A careful review of the video shows that the boy had been hidden behind a sign, blocking him from viewers' site as he threw stones at the moving vehicles. In addition, despite the fact that he had a number of options, the boy knew exactly where to run -- in the direction of the camera. And thus we have the perfectly dramatic shot of a skinny and frightened child running away from the big and scary police.
CAMERA translated the Arabic which is heard in the video, and the translation provides additional evidence that Levi's report is entirely erroneous and that the B'Tselem photographer, Nariman al-Tamimi, staged the scene.
When Karim's mother is about to enter the police van after the police tell her to board, one of the Palestinians clearly says to her in Arabic, "Don't get in," and then the Palestinian man in a black jacket pulls her away from the vehicle. This sentence proves beyond a shadow of a doubt that it is the Palestinians themselves who prevented her from joining her son in the van, while the Israeli police repeatedly urged her to get in.
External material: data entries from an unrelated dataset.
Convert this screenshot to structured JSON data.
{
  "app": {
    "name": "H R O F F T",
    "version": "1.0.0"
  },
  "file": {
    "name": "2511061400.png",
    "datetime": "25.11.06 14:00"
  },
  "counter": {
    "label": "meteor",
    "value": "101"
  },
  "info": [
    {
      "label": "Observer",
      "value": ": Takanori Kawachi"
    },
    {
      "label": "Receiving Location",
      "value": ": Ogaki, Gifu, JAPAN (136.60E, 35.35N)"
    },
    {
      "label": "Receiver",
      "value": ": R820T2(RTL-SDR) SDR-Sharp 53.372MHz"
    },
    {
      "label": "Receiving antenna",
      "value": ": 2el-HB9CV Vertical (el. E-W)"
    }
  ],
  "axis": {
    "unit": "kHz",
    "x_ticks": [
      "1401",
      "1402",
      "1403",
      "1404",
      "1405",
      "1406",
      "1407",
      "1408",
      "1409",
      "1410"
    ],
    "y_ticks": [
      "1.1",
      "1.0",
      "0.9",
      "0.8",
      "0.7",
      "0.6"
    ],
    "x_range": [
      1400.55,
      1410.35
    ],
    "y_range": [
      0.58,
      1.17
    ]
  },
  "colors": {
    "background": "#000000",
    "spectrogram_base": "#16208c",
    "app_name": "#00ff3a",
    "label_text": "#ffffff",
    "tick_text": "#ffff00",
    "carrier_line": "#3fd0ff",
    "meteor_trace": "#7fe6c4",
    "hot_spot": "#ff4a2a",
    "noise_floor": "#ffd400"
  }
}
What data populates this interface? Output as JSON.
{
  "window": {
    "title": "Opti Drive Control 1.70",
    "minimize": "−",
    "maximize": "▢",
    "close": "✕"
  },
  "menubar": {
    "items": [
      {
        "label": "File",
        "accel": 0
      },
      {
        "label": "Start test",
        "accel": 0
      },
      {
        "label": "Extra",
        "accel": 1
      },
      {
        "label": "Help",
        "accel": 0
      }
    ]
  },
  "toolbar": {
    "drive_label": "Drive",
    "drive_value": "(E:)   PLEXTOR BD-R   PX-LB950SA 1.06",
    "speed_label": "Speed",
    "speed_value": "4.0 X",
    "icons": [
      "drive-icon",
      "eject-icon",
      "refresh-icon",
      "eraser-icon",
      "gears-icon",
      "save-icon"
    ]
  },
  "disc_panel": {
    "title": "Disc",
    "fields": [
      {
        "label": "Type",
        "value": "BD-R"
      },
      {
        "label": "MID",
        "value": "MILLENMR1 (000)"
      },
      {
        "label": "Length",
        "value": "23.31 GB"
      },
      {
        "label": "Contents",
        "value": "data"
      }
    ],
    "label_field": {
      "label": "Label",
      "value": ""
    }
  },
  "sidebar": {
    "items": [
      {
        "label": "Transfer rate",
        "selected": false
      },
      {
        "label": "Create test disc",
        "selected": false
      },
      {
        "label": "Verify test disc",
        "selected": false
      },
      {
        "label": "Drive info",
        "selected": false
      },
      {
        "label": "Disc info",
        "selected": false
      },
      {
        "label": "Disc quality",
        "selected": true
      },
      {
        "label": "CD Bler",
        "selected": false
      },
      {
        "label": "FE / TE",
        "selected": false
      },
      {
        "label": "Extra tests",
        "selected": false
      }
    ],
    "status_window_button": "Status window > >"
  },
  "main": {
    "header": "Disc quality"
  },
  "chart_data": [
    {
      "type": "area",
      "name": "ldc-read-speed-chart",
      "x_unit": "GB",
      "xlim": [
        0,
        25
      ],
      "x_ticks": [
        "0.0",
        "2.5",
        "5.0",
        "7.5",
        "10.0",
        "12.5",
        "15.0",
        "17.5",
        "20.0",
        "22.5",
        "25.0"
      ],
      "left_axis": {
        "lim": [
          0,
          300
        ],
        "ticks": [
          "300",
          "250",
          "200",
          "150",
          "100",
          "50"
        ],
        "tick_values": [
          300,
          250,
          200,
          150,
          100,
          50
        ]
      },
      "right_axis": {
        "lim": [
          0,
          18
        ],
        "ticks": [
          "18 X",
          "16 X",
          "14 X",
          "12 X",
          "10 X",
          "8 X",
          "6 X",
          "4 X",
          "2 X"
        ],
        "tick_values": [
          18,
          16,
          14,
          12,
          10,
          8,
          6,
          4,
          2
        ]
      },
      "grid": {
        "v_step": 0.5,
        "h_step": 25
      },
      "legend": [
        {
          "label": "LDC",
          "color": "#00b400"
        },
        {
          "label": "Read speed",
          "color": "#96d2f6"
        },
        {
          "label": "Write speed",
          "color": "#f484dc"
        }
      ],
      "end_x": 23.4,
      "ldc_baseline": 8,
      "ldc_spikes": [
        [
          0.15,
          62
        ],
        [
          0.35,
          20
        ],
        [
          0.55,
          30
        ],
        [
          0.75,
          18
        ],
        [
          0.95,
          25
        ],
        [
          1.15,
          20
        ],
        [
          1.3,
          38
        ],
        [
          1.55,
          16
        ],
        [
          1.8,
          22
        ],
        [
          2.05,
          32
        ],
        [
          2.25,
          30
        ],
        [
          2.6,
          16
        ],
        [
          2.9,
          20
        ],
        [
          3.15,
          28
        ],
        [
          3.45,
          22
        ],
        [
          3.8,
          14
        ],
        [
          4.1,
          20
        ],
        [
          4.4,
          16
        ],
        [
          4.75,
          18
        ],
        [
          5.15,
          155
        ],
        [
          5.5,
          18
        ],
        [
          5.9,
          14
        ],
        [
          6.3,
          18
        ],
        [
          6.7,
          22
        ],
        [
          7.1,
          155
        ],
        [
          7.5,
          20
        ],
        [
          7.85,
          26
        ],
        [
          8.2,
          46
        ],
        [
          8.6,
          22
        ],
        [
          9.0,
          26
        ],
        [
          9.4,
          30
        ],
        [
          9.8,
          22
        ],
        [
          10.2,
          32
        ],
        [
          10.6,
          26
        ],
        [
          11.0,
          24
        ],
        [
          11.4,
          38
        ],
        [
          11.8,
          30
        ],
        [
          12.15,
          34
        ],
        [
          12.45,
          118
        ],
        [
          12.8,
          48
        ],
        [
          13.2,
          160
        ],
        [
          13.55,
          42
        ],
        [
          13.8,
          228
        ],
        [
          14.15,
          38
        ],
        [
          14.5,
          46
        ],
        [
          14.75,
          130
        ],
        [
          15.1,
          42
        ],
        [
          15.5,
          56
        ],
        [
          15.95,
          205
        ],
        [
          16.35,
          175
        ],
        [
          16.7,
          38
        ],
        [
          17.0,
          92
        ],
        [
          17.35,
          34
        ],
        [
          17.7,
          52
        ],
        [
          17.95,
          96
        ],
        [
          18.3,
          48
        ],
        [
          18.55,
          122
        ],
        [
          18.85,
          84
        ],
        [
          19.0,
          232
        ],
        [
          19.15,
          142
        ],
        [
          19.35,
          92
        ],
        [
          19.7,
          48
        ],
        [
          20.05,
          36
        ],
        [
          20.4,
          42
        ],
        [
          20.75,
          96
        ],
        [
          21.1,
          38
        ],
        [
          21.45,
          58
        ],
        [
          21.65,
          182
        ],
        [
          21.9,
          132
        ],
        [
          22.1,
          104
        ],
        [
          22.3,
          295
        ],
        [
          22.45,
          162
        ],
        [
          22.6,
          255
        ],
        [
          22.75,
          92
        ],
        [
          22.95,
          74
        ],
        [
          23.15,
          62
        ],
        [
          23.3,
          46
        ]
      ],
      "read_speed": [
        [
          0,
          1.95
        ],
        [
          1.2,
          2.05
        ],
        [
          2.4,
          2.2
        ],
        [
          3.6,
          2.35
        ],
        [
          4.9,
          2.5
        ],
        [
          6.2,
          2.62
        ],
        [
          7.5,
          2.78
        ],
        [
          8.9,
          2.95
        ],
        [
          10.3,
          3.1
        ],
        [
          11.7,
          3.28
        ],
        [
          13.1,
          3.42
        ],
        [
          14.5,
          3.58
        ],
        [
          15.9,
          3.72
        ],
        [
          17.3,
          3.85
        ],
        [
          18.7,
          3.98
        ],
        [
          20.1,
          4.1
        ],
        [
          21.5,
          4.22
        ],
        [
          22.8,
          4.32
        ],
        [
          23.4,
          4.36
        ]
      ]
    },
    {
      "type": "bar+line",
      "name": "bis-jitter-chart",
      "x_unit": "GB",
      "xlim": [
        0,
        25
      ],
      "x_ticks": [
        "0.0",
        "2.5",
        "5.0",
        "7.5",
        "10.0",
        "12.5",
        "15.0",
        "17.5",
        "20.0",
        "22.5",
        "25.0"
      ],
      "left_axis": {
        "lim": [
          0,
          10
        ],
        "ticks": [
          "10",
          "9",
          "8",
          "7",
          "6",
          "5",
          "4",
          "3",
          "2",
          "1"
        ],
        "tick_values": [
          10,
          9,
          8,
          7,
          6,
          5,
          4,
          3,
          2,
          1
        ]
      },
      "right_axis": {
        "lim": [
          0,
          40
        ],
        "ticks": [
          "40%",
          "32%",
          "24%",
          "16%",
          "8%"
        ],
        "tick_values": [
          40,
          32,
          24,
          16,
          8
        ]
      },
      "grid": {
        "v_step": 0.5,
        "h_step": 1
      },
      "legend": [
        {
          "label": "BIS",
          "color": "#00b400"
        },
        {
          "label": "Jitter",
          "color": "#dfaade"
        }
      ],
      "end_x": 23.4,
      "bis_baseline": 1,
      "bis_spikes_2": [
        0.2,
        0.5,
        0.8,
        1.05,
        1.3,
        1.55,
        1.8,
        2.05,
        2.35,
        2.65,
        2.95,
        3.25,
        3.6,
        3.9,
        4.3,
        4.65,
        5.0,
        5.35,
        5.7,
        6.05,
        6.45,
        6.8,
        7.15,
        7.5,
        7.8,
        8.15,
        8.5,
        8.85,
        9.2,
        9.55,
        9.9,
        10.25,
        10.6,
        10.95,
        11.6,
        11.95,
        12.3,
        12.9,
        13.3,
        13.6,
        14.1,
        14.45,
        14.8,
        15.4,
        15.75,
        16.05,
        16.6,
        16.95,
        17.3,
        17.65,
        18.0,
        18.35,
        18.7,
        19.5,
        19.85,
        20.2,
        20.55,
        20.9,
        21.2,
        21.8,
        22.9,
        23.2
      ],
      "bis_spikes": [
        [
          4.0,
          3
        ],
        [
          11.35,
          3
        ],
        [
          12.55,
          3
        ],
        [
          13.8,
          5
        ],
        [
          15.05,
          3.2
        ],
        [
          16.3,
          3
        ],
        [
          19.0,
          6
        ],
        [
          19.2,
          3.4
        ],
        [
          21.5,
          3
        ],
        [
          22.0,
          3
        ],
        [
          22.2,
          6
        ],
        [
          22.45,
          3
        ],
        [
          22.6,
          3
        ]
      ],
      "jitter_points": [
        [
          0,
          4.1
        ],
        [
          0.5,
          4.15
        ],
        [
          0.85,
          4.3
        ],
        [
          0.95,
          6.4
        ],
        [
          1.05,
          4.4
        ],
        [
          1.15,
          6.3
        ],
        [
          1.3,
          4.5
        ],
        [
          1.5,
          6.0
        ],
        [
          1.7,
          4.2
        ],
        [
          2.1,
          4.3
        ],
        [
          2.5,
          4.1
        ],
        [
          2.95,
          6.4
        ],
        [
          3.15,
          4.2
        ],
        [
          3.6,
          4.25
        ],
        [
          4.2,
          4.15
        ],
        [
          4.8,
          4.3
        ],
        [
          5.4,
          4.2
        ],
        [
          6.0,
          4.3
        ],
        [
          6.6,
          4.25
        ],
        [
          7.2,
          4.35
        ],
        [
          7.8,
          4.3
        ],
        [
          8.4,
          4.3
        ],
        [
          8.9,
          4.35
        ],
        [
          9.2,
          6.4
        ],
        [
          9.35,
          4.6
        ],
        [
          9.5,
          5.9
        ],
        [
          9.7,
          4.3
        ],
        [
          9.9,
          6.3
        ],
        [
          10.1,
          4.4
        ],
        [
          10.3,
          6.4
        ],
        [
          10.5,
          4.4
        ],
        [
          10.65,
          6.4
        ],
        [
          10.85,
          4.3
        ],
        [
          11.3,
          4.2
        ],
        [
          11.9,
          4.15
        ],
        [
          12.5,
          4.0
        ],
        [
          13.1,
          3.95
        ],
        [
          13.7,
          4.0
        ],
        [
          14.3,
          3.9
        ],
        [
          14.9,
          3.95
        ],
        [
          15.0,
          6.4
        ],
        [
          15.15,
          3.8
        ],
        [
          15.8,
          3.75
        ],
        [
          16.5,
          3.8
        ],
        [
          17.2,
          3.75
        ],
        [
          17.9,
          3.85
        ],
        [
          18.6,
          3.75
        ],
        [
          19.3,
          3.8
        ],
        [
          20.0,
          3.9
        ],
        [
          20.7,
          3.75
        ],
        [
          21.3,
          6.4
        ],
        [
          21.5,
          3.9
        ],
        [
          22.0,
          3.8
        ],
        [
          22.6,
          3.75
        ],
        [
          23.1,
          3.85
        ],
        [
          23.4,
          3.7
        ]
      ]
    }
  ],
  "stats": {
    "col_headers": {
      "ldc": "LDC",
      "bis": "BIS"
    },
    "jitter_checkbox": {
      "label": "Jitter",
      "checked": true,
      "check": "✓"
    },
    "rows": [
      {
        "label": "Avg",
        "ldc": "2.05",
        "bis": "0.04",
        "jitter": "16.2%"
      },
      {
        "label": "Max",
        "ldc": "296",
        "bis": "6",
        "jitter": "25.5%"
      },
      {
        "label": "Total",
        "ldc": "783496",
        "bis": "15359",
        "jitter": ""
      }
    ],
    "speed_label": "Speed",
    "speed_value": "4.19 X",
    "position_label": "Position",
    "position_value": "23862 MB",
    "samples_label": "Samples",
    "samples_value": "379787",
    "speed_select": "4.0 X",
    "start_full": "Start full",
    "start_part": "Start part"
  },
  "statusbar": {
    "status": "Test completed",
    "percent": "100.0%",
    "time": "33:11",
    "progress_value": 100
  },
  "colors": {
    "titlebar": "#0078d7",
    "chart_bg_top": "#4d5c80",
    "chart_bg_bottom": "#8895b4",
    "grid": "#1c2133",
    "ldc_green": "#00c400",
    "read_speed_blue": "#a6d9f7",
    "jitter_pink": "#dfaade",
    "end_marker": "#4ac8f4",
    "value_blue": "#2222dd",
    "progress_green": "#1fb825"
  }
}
It is also noteworthy that in the beginning of the clip videographer Nariman al-Tamimi shouts to the boy, "hurry, hurry, hurry" as he runs in her direction, yet another indication that the entire scene was planned in advance.
It appears that B'Tselem has some explaining to do regarding its "citizen journalists," the recipients of B'Tselem cameras, who fabricate news as opposed to document it.